2 kinds of hypotheses: Null hypothesis and Alternate hypothesis
The null hypothesis suggests there is no statistically significant relationship between the two variables. The alternate hypothesis suggests there is some statistically significant relationship between the two variables
For example, senior citizens will invest in fixed deposits (Yes/No)? The null hypothesis is there is no relationship between the age of the customer and fixed deposit investment. The alternate hypothesis is there is some kind of relationship between the age of customers and fixed deposit investment.
Reject or Accept Null Hypothesis: Based on the level of significance and confidence interval.
Level of Significance or Significance Level (Alpha)
The significance level shows how likely a pattern in the details is due to chance.
The level of significance or significance level is denoted by alpha (SL = alpha), most statistical packages show the P value of significance level.
Suppose in a dataset, the P value of the variable is 0.09 then 91% chance there is some kind of relationship between the independent variable and dependent variable.
Confidence Interval (1 — Alpha or 1 — Significance Level)
The confidence interval tells us how much we are confident about the result
For instance, a 95% confidence interval means if we repeat the same experiment or the survey over and over again 95% of the time it will match the result.

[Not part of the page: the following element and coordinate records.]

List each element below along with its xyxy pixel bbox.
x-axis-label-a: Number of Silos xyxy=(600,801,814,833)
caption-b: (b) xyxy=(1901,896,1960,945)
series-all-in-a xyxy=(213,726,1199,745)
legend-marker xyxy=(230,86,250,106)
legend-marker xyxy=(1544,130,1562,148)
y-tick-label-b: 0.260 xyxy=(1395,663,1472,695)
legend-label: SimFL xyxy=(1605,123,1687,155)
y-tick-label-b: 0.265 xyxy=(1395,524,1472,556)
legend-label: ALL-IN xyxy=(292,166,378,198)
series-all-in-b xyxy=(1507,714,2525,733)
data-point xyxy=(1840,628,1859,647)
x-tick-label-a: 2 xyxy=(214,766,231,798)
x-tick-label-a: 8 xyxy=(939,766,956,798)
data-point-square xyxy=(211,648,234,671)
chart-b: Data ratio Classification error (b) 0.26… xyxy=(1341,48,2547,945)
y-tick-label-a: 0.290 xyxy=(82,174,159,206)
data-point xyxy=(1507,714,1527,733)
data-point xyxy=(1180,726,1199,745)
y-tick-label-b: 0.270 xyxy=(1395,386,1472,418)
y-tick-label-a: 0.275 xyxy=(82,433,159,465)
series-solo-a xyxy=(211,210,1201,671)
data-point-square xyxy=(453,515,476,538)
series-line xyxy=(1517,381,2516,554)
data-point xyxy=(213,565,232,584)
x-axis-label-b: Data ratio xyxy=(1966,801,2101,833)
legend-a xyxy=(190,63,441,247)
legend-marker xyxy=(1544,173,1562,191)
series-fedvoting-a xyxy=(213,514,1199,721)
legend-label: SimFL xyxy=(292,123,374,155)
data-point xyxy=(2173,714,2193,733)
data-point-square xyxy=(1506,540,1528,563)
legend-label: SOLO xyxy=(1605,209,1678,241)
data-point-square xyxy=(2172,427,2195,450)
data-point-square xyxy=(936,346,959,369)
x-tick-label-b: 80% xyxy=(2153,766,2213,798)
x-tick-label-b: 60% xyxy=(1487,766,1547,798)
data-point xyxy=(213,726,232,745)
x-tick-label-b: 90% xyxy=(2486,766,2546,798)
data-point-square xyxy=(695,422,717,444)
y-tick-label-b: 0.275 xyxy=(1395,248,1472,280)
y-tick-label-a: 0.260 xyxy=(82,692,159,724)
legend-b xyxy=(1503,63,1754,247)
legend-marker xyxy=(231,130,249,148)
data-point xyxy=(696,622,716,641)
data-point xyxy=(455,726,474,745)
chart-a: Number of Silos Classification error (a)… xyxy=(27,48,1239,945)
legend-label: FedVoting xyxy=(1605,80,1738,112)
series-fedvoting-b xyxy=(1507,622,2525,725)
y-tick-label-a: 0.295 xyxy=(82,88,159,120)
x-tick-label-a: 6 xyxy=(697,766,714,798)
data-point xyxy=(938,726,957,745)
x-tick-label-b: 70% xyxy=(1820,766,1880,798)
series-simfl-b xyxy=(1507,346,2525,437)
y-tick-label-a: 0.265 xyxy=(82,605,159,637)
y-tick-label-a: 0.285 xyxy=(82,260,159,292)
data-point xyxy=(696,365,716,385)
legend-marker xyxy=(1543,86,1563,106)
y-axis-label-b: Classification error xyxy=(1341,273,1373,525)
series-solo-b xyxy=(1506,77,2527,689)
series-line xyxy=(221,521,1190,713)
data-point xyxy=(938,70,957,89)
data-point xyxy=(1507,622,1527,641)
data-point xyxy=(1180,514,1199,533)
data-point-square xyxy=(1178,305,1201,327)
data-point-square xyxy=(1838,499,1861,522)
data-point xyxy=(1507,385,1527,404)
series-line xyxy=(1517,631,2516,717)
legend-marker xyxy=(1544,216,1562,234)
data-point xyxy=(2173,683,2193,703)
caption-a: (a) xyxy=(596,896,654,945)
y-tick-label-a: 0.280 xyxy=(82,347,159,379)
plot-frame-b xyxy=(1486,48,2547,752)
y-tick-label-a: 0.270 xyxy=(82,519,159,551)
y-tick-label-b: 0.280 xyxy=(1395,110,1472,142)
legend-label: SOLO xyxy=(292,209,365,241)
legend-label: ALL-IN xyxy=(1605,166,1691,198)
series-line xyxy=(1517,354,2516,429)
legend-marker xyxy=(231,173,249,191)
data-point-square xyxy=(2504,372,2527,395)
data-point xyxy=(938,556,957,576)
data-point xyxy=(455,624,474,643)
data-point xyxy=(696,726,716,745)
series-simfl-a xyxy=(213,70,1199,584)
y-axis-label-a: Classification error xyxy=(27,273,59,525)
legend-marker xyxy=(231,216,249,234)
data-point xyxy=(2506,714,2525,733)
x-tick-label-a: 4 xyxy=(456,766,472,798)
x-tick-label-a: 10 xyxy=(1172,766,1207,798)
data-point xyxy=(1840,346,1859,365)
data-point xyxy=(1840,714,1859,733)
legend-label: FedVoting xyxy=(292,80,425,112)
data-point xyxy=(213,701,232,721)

For example, suppose we say in the country approximately senior citizens reinvest their Fixed Deposits with a 95% confidence interval. It means if we repeat the survey with the same technique there will be 95% of the time result senior citizens reinvest their fixed deposits.
Factors affecting Confidence Interval
- Variation: If variation within samples is almost similar, then data will have low variations, leading to a narrow confidence interval. If samples have a lot of variation will lead to a wider confidence interval.
- Sample Size: Small sample sizes will lead to high variation between different sample sets and higher confidence intervals. A large sample size will have more similarities between the different sample sets, leading to a smaller confidence interval.
P Value
P value is a probability value. For example, consider laptop touchpads we say exactly in the middle of the touchpad click P value is 0.8 meaning out of 100 times 80 times we will touch in the middle of the touchpad. Suppose for the top left corner touchpad click we have a P value of 0.1 means out of 100 times 10 times will touch the top left corner of the touchpad.